Le souvenir reste intact, tout comme les émotions. Elle conclut :
« CE SONT LES TROUPES FRANÇAISESQUI ONT FAIT LE COUP. DES FRANÇAIS ONT TIRÉ SUR DES FRANÇAIS. J’AVAIS MES ENFANTS À LA MAISON. JE N’OUBLIERAI JAMAIS CE QUE J’AI RESSENTI CE JOUR-LÀ. »
« Mon père a pris une balle perdue dans notre salon »
Joseph Lopez, le père de Gérard, est mort dans son salon, atteint d’une balle perdue, dix jours avant la fusillade de la rue d’Isly. Bien qu’il ne soit pas décédé le 26 mars, il est inscrit sur les listes officielles des victimes de cette tragédie, car il habitait le quartier de Bab El-Oued, dont le blocus avait déclenché la manifestation.
Quelques jours auparavant, sept appelés du contingent avaient été tués par des éléments de l’OAS — une organisation terroriste clandestine française d’extrême droite — à la suite d’un accrochage. En réaction, les forces de l’ordre avaient instauré des fouilles violentes et un blocus du quartier.
Gérard se souvient :
« D’UN COUP, IL Y A EU DES TIRS SUR LES IMMEUBLES, LES BALLES SIFFLAIENT. MOI, J’ÉTAIS UN ENFANT RECROQUEVILLÉSUR LA TERRASSE, ET MON PÈRE, DANS LE SALON, ESSAYAIT DE ME TROUVER. IL A ÉTÉ TOUCHÉ À L’ARTÈRE FÉMORALE ET S’EST VIDÉ DE SON SANG AVANT D’ARRIVER À L’HÔPITAL. LE RESTE DE LA NUIT, JE L’AI PASSÉE DANS LES TOILETTES AVEC LE RESTE DE LA FAMILLE. C’ÉTAIT LA SEULE PIÈCE DE LA MAISON SANS MUR DONNANT SUR L’EXTÉRIEUR. »
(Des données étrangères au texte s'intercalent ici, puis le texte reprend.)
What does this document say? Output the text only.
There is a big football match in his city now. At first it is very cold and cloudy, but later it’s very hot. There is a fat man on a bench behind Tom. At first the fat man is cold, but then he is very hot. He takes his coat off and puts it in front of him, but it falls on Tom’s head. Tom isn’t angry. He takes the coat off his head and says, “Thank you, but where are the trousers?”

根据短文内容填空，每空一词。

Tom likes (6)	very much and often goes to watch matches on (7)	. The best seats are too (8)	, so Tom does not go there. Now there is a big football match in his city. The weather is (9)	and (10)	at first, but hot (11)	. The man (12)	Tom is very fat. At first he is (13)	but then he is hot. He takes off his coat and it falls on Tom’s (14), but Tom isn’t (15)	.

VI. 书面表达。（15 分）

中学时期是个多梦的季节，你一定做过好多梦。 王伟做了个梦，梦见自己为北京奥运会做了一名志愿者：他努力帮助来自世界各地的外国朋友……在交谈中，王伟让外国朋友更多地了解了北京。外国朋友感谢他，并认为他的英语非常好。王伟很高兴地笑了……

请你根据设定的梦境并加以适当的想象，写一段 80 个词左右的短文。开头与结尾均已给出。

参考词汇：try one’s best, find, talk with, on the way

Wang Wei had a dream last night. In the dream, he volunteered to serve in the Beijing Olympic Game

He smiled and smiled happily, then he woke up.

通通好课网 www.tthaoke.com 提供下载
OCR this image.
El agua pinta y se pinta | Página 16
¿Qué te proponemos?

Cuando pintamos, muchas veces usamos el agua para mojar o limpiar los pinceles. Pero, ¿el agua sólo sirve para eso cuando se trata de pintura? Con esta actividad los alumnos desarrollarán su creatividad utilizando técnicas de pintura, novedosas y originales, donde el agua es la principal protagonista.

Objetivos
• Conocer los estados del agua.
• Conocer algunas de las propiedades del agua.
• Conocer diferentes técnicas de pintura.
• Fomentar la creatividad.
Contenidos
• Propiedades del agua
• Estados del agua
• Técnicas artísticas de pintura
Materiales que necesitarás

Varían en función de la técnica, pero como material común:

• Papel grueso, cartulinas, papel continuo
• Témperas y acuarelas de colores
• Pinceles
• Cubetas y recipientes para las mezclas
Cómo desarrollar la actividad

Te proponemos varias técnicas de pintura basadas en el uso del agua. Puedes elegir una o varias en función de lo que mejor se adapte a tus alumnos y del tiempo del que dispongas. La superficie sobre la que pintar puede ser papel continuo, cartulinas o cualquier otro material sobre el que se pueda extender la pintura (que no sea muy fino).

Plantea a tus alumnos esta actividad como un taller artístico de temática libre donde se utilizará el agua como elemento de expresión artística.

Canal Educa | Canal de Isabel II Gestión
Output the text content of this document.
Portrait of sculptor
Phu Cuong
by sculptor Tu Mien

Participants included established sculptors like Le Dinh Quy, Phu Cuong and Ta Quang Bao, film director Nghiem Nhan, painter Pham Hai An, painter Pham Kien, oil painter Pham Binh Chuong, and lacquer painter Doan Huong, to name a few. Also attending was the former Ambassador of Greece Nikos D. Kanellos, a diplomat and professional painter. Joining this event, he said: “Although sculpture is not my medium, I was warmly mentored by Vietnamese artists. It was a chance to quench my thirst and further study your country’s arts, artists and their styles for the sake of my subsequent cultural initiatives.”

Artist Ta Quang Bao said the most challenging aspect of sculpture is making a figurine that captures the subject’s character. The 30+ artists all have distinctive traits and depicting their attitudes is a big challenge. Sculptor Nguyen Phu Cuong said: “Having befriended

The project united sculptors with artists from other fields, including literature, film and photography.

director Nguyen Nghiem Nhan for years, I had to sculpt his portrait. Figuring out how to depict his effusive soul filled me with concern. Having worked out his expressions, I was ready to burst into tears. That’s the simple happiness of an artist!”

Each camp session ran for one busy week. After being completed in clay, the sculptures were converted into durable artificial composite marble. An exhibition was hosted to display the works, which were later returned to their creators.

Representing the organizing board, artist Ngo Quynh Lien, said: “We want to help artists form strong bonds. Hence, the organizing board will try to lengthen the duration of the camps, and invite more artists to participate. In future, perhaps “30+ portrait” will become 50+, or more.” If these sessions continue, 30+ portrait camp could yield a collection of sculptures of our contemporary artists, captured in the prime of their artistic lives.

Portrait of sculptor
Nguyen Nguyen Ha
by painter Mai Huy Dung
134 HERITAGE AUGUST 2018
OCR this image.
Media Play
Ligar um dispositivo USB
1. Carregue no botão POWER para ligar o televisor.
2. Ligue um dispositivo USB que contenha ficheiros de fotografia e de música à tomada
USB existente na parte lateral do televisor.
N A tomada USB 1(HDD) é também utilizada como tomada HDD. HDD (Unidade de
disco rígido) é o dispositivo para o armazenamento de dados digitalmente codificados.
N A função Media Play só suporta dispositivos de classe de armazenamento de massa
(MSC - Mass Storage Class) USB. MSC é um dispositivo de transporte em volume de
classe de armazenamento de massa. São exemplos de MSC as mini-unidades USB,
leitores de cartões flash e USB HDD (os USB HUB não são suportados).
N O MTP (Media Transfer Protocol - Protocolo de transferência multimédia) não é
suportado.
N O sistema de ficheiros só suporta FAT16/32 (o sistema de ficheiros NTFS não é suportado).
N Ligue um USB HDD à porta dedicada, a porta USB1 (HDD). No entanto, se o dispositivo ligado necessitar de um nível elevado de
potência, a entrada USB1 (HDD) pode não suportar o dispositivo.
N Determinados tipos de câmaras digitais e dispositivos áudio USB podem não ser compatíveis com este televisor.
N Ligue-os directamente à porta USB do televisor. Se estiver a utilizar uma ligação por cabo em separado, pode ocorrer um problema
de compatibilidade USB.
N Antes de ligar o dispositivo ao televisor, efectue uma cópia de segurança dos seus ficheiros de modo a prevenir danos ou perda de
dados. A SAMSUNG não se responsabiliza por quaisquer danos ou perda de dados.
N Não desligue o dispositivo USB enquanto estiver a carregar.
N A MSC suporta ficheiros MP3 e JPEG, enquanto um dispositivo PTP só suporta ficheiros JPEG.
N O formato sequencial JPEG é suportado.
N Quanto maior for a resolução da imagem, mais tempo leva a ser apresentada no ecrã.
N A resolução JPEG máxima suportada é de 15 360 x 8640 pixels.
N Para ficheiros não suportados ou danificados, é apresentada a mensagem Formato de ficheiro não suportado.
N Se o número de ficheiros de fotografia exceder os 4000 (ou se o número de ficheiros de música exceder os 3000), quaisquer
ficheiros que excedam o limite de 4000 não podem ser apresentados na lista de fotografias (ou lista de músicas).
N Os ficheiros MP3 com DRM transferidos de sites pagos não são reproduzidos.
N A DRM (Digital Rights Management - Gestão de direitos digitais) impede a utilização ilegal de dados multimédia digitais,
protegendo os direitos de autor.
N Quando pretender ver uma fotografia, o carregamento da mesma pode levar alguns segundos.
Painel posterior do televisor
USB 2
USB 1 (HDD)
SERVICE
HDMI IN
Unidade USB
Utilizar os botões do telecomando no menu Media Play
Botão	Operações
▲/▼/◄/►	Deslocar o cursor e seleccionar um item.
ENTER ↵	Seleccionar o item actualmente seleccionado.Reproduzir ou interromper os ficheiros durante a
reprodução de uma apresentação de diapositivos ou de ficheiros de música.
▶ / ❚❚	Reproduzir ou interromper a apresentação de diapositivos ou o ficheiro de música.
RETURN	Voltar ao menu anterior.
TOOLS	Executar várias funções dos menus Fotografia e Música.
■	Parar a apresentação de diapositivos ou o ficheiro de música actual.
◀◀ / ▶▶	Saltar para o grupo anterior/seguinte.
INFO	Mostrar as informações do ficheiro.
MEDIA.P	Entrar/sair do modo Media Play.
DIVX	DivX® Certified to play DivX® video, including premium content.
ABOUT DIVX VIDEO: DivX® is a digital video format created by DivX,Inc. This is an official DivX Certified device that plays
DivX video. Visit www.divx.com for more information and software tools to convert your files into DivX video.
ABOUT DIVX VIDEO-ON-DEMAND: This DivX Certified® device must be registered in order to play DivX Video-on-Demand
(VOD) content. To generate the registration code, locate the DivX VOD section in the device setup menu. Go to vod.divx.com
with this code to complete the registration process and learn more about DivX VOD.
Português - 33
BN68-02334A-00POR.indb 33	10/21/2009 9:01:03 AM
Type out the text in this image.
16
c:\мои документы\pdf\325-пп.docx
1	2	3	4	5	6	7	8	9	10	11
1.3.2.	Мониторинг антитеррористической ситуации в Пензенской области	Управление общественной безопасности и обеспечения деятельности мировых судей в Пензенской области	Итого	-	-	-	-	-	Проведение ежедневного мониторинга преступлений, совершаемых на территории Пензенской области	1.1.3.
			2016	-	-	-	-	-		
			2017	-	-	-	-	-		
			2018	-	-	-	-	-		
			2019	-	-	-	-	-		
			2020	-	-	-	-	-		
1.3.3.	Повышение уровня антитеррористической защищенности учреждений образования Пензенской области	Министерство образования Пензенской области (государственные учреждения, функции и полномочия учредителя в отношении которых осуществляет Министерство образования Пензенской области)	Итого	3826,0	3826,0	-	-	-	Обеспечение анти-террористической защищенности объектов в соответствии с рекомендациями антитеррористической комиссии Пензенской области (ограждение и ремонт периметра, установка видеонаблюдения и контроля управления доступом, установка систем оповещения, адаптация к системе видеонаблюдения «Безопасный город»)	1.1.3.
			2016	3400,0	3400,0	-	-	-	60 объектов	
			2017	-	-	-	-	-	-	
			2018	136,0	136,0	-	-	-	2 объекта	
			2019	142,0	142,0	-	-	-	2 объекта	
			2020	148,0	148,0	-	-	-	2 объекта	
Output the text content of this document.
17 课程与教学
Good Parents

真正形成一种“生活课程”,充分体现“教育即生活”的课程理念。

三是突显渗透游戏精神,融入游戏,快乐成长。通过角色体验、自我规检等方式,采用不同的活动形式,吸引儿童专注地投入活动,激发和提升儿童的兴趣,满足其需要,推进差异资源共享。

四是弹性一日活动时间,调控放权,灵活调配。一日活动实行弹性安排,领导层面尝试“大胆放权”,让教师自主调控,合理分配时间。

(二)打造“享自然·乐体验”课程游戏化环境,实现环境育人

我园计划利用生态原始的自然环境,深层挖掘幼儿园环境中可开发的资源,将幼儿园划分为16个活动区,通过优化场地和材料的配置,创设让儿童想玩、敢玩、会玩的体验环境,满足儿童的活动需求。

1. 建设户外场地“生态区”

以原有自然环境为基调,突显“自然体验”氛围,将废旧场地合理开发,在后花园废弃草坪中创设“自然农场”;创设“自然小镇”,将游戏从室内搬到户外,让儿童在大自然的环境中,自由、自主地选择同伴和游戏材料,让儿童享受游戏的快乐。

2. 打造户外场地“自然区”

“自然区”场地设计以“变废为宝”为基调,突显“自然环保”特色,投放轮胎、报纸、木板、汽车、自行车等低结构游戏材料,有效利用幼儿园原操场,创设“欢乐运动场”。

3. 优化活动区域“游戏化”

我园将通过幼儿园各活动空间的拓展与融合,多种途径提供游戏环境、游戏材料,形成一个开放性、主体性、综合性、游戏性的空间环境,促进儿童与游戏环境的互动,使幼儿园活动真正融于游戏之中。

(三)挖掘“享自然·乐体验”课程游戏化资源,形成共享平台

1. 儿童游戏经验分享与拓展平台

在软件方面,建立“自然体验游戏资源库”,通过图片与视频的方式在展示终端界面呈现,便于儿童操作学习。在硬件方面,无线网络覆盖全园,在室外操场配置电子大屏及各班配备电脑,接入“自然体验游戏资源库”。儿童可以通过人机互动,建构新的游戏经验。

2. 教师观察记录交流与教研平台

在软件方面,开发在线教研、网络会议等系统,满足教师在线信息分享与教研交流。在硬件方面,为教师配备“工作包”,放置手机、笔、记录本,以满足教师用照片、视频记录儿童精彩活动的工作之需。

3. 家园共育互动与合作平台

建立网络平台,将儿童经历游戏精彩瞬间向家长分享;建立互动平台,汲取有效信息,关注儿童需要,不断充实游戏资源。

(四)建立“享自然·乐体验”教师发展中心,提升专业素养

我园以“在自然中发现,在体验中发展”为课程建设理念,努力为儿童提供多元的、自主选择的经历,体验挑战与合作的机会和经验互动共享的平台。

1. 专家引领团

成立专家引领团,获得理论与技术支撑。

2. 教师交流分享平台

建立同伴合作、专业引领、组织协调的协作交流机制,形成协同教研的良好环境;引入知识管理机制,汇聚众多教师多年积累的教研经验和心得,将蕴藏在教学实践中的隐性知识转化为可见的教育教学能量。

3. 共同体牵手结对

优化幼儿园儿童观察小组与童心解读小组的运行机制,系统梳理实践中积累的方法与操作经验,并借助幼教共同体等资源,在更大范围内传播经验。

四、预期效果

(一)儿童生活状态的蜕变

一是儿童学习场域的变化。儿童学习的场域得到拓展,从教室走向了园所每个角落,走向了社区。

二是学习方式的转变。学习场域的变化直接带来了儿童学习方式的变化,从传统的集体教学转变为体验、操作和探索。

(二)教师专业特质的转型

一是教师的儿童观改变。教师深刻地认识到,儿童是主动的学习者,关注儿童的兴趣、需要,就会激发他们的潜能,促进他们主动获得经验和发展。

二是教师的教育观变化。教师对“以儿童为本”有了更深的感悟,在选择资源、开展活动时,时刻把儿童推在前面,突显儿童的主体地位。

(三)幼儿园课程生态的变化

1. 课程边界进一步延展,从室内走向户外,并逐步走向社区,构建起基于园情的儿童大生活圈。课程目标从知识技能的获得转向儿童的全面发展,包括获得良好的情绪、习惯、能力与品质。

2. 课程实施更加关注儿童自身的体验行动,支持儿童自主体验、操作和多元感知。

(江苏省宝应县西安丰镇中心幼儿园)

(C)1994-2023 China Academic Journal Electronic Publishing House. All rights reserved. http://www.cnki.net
Aujourd’hui, Gérard dit être en paix. Il n’est jamais retourné en Algérie après le drame et a épousé une métropolitaine. Chaque année, il commémore la date pour ne jamais oublier.
« L’HISTOIRE SE REFERME SUR NOUS. LES PIEDS-NOIRS DISPARAISSENT. MAIS AVEC MON FRÈRE, TANT QU’ON SERA EN VIE, ON VIENDRA COMMÉMORER CE QU’IL S’EST PASSÉ. ON CRITIQUE AUJOURD’HUI ISRAËL QUI TIRE SUR DES CIVILS À GAZA, OU LES RUSSES EN UKRAINE. **À L’ÉPOQUE, LA FRANCE N’A PAS FAIT MIEUX. »
Avant la fin de la cérémonie, Gérard a tenu à lire un à un les noms des morts ce jour-là : Français et Algériens.
NB : Toutes les photos sauf la plaque dévoilée ce 26 mars 2025 ont été prises au même événement l’année passée.
Ce jeudi 2 octobre 2025 se tiendront les obsèques de Mme Christiane GIORDANO, Conseillère Municipale, Présidente de l’Amicale Six-Fournaise des Rapatriés. A cette occasion, un hommage solennel lui sera rendu par Monsieur le Maire à 10h devant le Monument aux Morts.